Smith’s Drugs of Forest City
139 E. Main St., Forest City, NC 28043
Tour a nationwide distilling company
Most people wouldn’t expect an award-winning whisky that’s sold in more than 20 states to be headquartered in a town of less than 500 people. But for founder Tim Ferris, settling in Bostic was a no-brainer. “Back in the day when people built distilleries, they would go and hike and find the perfect water, the right spring, the right pH, the right mineral content, and then they would build their distillery there,” Ferris says. “Fluorinated, chlorinated city water just doesn’t get it; the natural character of water is of the most influential impacts on your finished products. The water here was perfect.” This December marks five years since Blue Ridge Distilling Company released their first product, Defiant Single Malt Whisky.

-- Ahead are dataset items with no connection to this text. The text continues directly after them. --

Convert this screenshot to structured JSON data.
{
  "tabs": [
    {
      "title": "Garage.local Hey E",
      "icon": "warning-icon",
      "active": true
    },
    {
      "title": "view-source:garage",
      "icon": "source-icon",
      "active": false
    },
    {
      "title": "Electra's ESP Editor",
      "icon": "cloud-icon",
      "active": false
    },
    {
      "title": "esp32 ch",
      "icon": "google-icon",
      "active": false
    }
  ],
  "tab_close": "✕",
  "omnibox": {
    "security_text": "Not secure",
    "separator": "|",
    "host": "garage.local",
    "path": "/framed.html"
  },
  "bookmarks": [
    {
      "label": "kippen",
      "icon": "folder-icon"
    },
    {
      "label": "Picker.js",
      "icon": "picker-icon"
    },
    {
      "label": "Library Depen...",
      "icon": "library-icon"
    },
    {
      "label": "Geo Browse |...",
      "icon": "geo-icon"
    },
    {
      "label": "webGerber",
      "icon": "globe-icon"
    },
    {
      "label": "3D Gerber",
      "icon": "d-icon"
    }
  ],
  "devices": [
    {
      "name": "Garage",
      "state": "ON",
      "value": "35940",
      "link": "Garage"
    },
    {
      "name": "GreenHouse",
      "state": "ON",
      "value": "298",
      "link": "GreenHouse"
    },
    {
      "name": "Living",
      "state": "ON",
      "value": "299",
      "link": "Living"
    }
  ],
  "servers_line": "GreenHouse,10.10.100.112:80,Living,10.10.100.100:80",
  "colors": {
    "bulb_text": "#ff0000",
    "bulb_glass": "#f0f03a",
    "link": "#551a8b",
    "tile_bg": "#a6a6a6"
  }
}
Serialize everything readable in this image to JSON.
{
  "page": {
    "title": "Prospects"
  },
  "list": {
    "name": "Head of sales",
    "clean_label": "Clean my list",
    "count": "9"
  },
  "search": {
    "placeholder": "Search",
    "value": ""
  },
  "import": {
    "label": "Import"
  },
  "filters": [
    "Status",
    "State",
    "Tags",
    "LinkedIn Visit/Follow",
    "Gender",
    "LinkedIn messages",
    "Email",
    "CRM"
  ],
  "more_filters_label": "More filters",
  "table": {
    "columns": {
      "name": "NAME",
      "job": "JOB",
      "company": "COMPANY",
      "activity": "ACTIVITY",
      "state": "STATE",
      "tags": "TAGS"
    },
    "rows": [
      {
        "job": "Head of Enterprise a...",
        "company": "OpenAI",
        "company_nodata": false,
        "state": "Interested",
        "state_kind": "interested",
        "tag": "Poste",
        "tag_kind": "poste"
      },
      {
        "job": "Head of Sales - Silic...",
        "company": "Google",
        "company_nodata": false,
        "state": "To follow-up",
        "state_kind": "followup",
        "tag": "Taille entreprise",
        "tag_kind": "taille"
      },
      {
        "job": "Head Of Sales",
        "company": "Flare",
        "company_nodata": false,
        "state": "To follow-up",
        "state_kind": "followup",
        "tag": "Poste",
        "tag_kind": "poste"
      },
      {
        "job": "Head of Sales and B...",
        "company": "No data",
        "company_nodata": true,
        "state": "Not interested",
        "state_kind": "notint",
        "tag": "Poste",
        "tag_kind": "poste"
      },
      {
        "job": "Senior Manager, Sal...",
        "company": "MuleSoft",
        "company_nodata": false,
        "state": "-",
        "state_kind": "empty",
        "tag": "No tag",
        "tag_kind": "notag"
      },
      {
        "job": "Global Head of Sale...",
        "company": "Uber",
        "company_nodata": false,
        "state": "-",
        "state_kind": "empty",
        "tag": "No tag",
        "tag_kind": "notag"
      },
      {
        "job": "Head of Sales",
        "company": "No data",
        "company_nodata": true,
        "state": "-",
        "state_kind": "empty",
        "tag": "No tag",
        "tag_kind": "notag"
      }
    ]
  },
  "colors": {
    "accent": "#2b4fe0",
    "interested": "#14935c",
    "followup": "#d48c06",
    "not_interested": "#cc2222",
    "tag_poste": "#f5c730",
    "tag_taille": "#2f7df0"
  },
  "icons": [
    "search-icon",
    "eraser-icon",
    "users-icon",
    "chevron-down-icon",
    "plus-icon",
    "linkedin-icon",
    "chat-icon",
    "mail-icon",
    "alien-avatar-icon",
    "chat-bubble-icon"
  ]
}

What makes this whisky special is how quickly it can be made. “We can go from whole kernel malted barley to a cork in a bottle in about 120 days,” Ferris says. “We’ve always showcased the fact that we are a different, innovative method.” Every morning begins with 2,000 pounds of whole kernel malted barley and each of the steps, from grinding the barley to corking and labeling is done in-house. “Our ingredients are water — unfiltered, pure, out of the ground — barley, yeast, and American white oak,” Ferris says, “Nothing else goes into our whisky.” By rethinking oak “as an ingredient, not as a container,” the distillery was able to cut down on the aging period, while still producing a memorable whisky. Ferris offers free tours of the state-of-the-art equipment and also tastings of their libations. The distillery’s newest product, a 100 percent malted rye whisky, recently launched on October 18. “Most people that come are passionate about authenticity and quality brands,” Ferris says. “Whisky falls under that category.”